Most sportsmen likely haven’t noticed, but your Georgia state senators and representatives have been meeting at the capitol in Atlanta since mid January.

Lawmakers still haven’t adopted my personal belief that before any new law can be proposed they have to strike one existing law that’s overreaching or just plain stupid…

Nor have legislators done much this session that would affect sportsmen. That’s typically good news. GON has always encouraged legislators to let WRD set regulations based on sound science. Or, when biology isn’t an issue, to set regs based on what sportsmen prefer.

Harvest Recording For All Deer And Turkey Kills

A piece of proposed legislation that sportsmen should be interested in is Senate Bill 112, which would begin the process of addressing a common complaint of hunters—how do our state biologists know how many deer and turkeys are being killed?

Currently, surveys and computer models paint a picture of harvest numbers, but hunters have long said that’s not enough.
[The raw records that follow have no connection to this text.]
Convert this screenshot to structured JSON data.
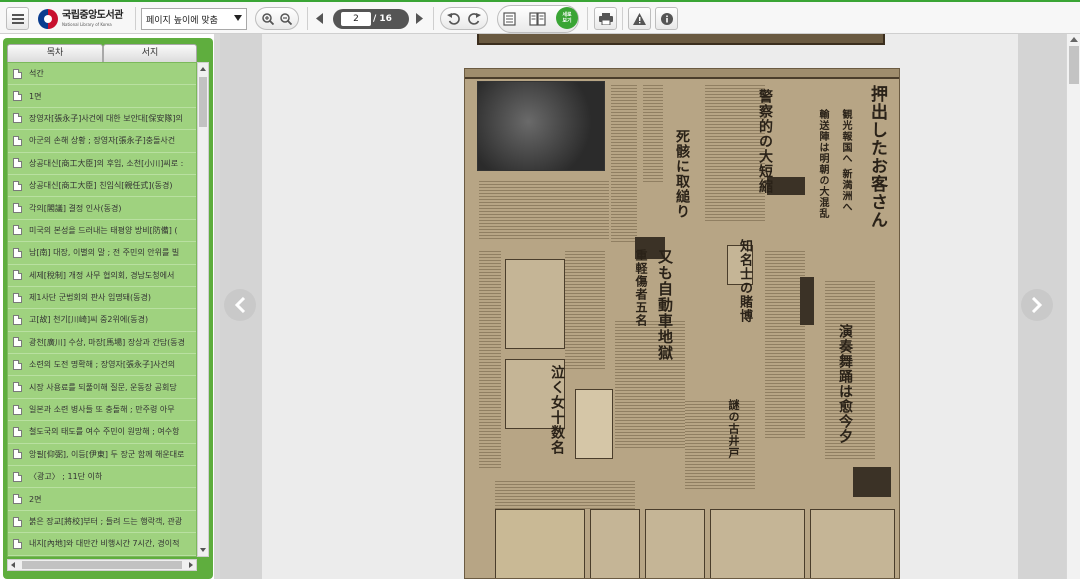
{
  "toolbar": {
    "menu_icon": "hamburger-menu-icon",
    "logo": {
      "name_ko": "국립중앙도서관",
      "name_en": "National Library of Korea"
    },
    "zoom_select": {
      "value": "페이지 높이에 맞춤"
    },
    "zoom_in_icon": "zoom-in-icon",
    "zoom_out_icon": "zoom-out-icon",
    "prev_icon": "triangle-left-icon",
    "next_icon": "triangle-right-icon",
    "page": {
      "current": "2",
      "total": "/ 16"
    },
    "rotate_left_icon": "rotate-left-icon",
    "rotate_right_icon": "rotate-right-icon",
    "single_view_icon": "single-page-icon",
    "double_view_icon": "double-page-icon",
    "vertical_view": {
      "line1": "세로",
      "line2": "보기"
    },
    "print_icon": "printer-icon",
    "warning_icon": "warning-icon",
    "info_icon": "info-icon",
    "accent_color": "#3aa535"
  },
  "sidebar": {
    "tabs": [
      {
        "label": "목차"
      },
      {
        "label": "서지"
      }
    ],
    "items": [
      {
        "label": "석간"
      },
      {
        "label": "1면"
      },
      {
        "label": "장영자[張永子]사건에 대한 보안대[保安隊]의"
      },
      {
        "label": "아군의 손해 상황 ; 장영자[張永子]충돌사건"
      },
      {
        "label": "상공대신[商工大臣]의 후임, 소천[小川]씨로 :"
      },
      {
        "label": "상공대신[商工大臣] 친임식[親任式](동경)"
      },
      {
        "label": "각의[閣議] 결정 인사(동경)"
      },
      {
        "label": "미국의 본성을 드러내는 태평양 방비[防備] ("
      },
      {
        "label": "남[南] 대장, 이별의 말 ; 전 주민의 안위를 빌"
      },
      {
        "label": "세제[稅制] 개정 사무 협의회, 경남도청에서"
      },
      {
        "label": "제1사단 군법회의 판사 임명돼(동경)"
      },
      {
        "label": "고[故] 천기[川崎]씨 중2위에(동경)"
      },
      {
        "label": "광천[廣川] 수상, 마장[馬場] 장상과 간담(동경"
      },
      {
        "label": "소련의 도전 명확해 ; 장영자[張永子]사건의"
      },
      {
        "label": "시장 사용료를 되풀이해 질문, 운동장 공회당"
      },
      {
        "label": "일본과 소련 병사들 또 충돌해 ; 만주령 아무"
      },
      {
        "label": "철도국의 태도를 여수 주민이 원망해 ; 여수항"
      },
      {
        "label": "앙필[仰弼], 이등[伊東] 두 장군 함께 해운대로"
      },
      {
        "label": "〈광고〉 ; 11단 이하"
      },
      {
        "label": "2면"
      },
      {
        "label": "붉은 장교[將校]부터 ; 들려 드는 행락객, 관광"
      },
      {
        "label": "내지[內地]와 대만간 비행시간 7시간, 경이적"
      }
    ]
  },
  "viewer": {
    "prev_arrow_icon": "chevron-left-icon",
    "next_arrow_icon": "chevron-right-icon",
    "newspaper_image": "newspaper-page-scan"
  }
}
According to several past GON surveys, sportsmen want a system that makes it mandatory to report all deer and turkey kills.

Modern technology makes mandatory harvest reporting feasible—both for collection of information by WRD, and by making it quite simple for sportsmen to report their kills. Other states already have enacted “Game Check” systems where hunters report their kills by phone, Internet or smartphone app.

Senate Bill 112 simply removes a section of current code from statute (a law legislators have to act on to change) and makes it regulatory (which means the DNR Board can make changes without legislative action). The result, says John Bowers, WRD’s Chief of Game Management, would be a first step in moving toward a mandatory harvest-recording system.

If SB 112 passes, it would enable DNR to set up a “Game Check” type system without going through the legislative process, where all-too-often the water gets muddied by other issues. With harvest recording, hunters would report deer and turkey harvests, and biologists would have harvest data.

Coon Trapping

House Bill 160 would amend a 50-year-old, mostly forgotten law on raccoon trapping. Although never mentioned in the state regs, trapping raccoons is actually—based on a very old, very forgotten law—illegal in and north of Carroll, Fulton, DeKalb, Gwinnett, Barrow, Jackson, Madison and Elbert counties.

HB 160 would strike that language, making it legal to trap coons everywhere during the state trapping season.

Naturally, anti-hunting, animal-rights groups like the Humane Society of the United States (HSUS) and PETA noticed the word trapping and felt compelled to make HB 160 a fight at the capitol.

Modern leg-hold traps, according to WRD’s John Bowers, are field-tested ad nauseam to the point animals are even x-rayed for ligament damage before the traps are put out for general use. There is no reason to have a “raccoon trapping line,” he said.

Meanwhile, two issues that GON get more comment on than any other—the deer limit and deer baiting—have not been addressed by any new legislation this year.